Au terme d'une promenade dans l'Hippodrome de Montréal, une des trois journées (vendredi, samedi et dimanche) où des courses sont présentées, la question peut effectivement se poser. Dans ces installations, la poignée de parieurs venus chercher un peu d'espoir ou de divertissement sur le dos de canassons semblent en effet se perdre. Quant au spectacle des courses, présenté sur un écran géant, il n'arrive visiblement pas à mettre en liesse les grappes de spectateurs assis sur des tables à pique-nique en bois sur la terrasse bordant le fil d'arrivée.



Alors ? Si Québec a soutenu depuis si longtemps le monde des courses, «c'est pour sauver les 3000 emplois qui sont reliés à ce secteur», explique simplement Bernard Landry, ex-premier ministre du Québec, joint par téléphone fin juillet par Le Devoir. «L'argent que l'on a mis là-dedans, ç'a rapporté. Si nous avions fait une croix sur l'industrie des courses, c'est 3000 personnes qui se seraient retrouvées à l'aide sociale. Il y a un coût pour ça.»

Entre 1995 et 2003, l'aide gouvernementale a donc représenté en moyenne une subvention indirecte annuelle de 7500 $ par emploi enregistré dans ce secteur, selon nos calculs. «Ce n'est pas une aide démesurée, contrairement à ce que les détracteurs du monde des courses laissent entendre, résume Alain Vallières, président de la Société des propriétaires et éleveurs de chevaux Standarbred du Québec (SPECSQ). Qui plus est, c'est l'activité économique dans les régions que l'on préserve avec cette stratégie, puisque c'est là que se trouvent les principaux emplois liés au monde des courses. Nous avons 200 milliards en immobilisation dans toutes les régions du Québec. Nous faisons vivre l'économie locale.»

La compétition hippique possède donc une dimension «de protection de la ruralité», juge aussi Bernard Landry, qui ne considère pas comme une «mauvaise chose» l'arrivée dans le portrait d'un promoteur privé alors que Québec se prépare à tirer sa révérence. «Je n'ai pas gardé les courses dans le secteur public pour des raisons idéologiques [à l'époque où il présidait aux destinées de la nation du Québec], dit-il. Si Attractions hippiques Québec fait des revenus raisonnables, sauve des emplois et en plus crée des activités de loisir à Montréal, c'est très bien.»

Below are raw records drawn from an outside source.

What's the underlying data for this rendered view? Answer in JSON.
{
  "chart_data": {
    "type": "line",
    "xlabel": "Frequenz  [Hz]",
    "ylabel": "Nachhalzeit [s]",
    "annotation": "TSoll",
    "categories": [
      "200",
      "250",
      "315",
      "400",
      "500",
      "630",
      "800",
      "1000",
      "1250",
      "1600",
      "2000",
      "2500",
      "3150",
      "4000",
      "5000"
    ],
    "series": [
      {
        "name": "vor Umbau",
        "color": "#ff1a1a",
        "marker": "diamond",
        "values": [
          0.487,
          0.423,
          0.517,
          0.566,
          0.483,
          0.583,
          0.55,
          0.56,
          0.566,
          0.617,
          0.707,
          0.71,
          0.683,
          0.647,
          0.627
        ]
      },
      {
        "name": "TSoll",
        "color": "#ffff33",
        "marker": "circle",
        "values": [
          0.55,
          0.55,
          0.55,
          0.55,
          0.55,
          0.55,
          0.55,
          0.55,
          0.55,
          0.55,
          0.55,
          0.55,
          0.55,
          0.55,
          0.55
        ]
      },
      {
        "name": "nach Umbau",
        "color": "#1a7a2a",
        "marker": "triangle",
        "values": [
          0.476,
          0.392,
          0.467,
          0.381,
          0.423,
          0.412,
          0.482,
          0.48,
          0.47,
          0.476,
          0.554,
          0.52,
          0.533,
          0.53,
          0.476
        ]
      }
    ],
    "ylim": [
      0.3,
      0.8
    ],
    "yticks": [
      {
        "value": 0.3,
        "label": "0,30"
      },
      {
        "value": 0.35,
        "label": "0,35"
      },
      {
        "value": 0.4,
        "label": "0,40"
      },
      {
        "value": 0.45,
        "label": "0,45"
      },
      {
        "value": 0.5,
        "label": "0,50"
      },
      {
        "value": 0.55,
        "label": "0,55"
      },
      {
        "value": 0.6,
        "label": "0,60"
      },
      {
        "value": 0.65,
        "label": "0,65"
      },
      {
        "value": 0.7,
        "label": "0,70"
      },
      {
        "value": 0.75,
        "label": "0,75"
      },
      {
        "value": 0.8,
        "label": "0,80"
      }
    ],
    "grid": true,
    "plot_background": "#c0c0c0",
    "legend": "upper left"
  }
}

L'objectif est d'ailleurs dans la ligne de mire du sénateur Paul Massicotte, que Le Devoir a joint plus tôt cette semaine par téléphone. «Je me lance dans cette aventure pour que ça fonctionne, explique-t-il. Je suis confiant que je vais y arriver, mais je ne suis pas assez arrogant pour croire que ça va se passer sans problème.»

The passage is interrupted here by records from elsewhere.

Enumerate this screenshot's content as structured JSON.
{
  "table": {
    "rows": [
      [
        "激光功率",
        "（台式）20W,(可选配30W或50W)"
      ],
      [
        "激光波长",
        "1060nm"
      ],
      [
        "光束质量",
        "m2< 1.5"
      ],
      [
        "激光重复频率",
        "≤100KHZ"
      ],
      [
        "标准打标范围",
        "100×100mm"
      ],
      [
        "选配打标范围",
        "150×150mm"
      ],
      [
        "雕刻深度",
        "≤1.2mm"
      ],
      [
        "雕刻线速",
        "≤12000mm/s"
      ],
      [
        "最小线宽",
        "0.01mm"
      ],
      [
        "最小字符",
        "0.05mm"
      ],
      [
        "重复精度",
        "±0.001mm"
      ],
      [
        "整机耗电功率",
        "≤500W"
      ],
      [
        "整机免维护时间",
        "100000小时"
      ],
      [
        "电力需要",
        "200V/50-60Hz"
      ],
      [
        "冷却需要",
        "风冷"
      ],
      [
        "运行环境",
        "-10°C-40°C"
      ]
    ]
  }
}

Au coeur de ses préoccupations : la crédibilité des courses de chevaux au Québec, qui a plutôt du plomb dans l'aile en raison d'histoires de dopage ou de courses arrangées qui ont entaché ce secteur ces dernières années. «Ç'a fait mal, estime André Drolet, président du circuit régional des courses du Québec. Mais c'est moins vrai que par le passé. Ces phénomènes sont vraiment minimes.»

N'empêche, M. Massicotte annonce un remède de cheval pour combattre ces «vieux préjugés». «Nous allons être inflexibles, lance l'homme d'affaires. Ça va être "tolérance zéro". Un département d'éthique va être mis en place, nous allons avoir de nouvelles écuries de rétention [pour mettre les chevaux sous bonne garde 24 heures avant la course, afin de lutter contre le dopage de dernière minute], toutes les mesures vont être prises pour faire disparaître ces questions de la scène.»

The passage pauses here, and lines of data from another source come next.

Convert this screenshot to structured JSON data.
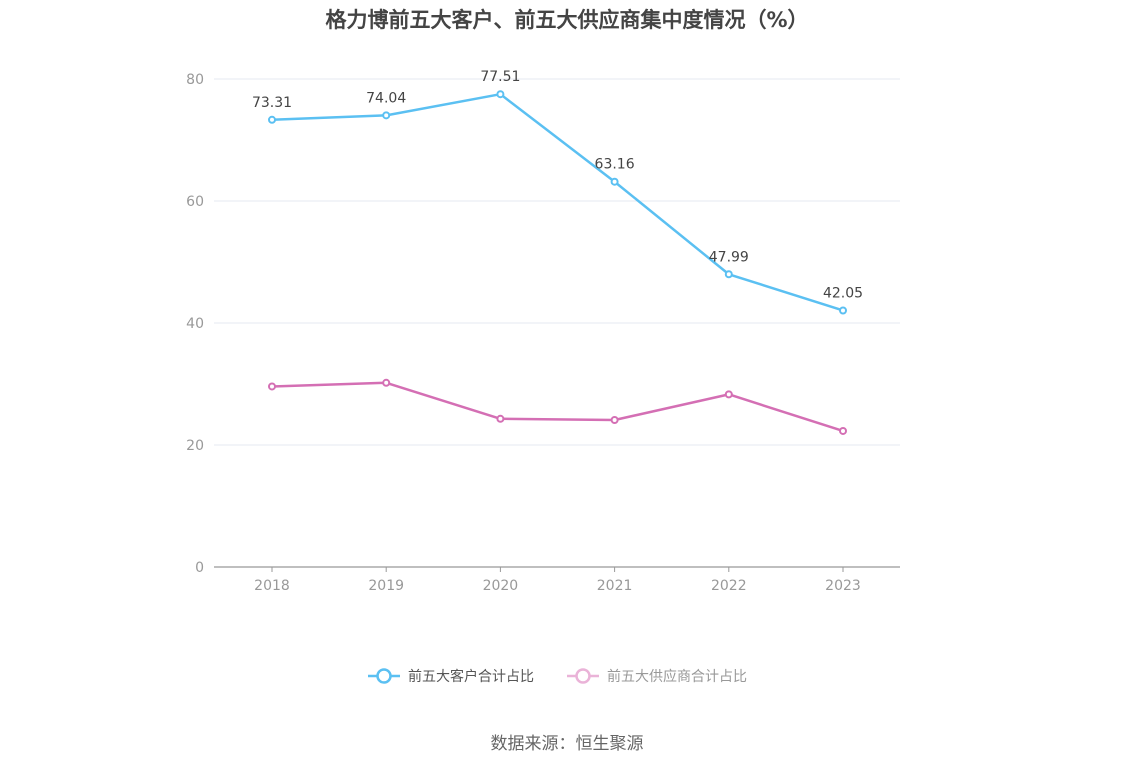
{
  "chart_data": {
    "type": "line",
    "title": "格力博前五大客户、前五大供应商集中度情况（%）",
    "categories": [
      "2018",
      "2019",
      "2020",
      "2021",
      "2022",
      "2023"
    ],
    "series": [
      {
        "name": "前五大客户合计占比",
        "values": [
          73.31,
          74.04,
          77.51,
          63.16,
          47.99,
          42.05
        ],
        "color": "#5bc0f2",
        "show_labels": true
      },
      {
        "name": "前五大供应商合计占比",
        "values": [
          29.6,
          30.2,
          24.3,
          24.1,
          28.3,
          22.3
        ],
        "color": "#d46fb4",
        "show_labels": false
      }
    ],
    "yticks": [
      0,
      20,
      40,
      60,
      80
    ],
    "ylim": [
      0,
      80
    ],
    "grid": true,
    "legend": "bottom-center",
    "legend_colors": [
      "#5bc0f2",
      "#eab3d8"
    ],
    "legend_text_colors": [
      "#555555",
      "#999999"
    ]
  },
  "source": "数据来源：恒生聚源"
}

La démarche est plus que nécessaire selon lui pour attirer la nouvelle clientèle dont il a besoin afin de rentabiliser sa nouvelle entreprise. «Les soupçons sur l'intégrité des courses et sur la désuétude du produit sont les deux choses qui reviennent le plus dans nos "focus groups", dit-il. Et ça doit changer.»

La structure du spectacle risque aussi de prendre le même chemin, annonce le sénateur, connu dans le monde des affaires pour être à la tête de la Société d'investissements immobiliers Alexis-Nihon, un géant du centre commercial au Canada. «Ça fait 20 ans que rien n'a bougé dans le domaine de la compétition hippique. Il va falloir revoir le produit, mieux utiliser les nouvelles technologies, simplifier le système des paris, faire de l'animation pour que le commun des mortels passent une bonne soirée. En Ontario, les hippodromes ont relevé ce défi. Il va falloir s'inspirer de ce qui se fait là-bas pour relancer les courses.» Avec, au bout de la démarche, qui sait, des gains : en 2005, l'Ontarien a misé en moyenne 89 $ sur le dos d'un cheval. Au Québec, chaque habitant se contente de jouer 22 $, soit quatre fois moins.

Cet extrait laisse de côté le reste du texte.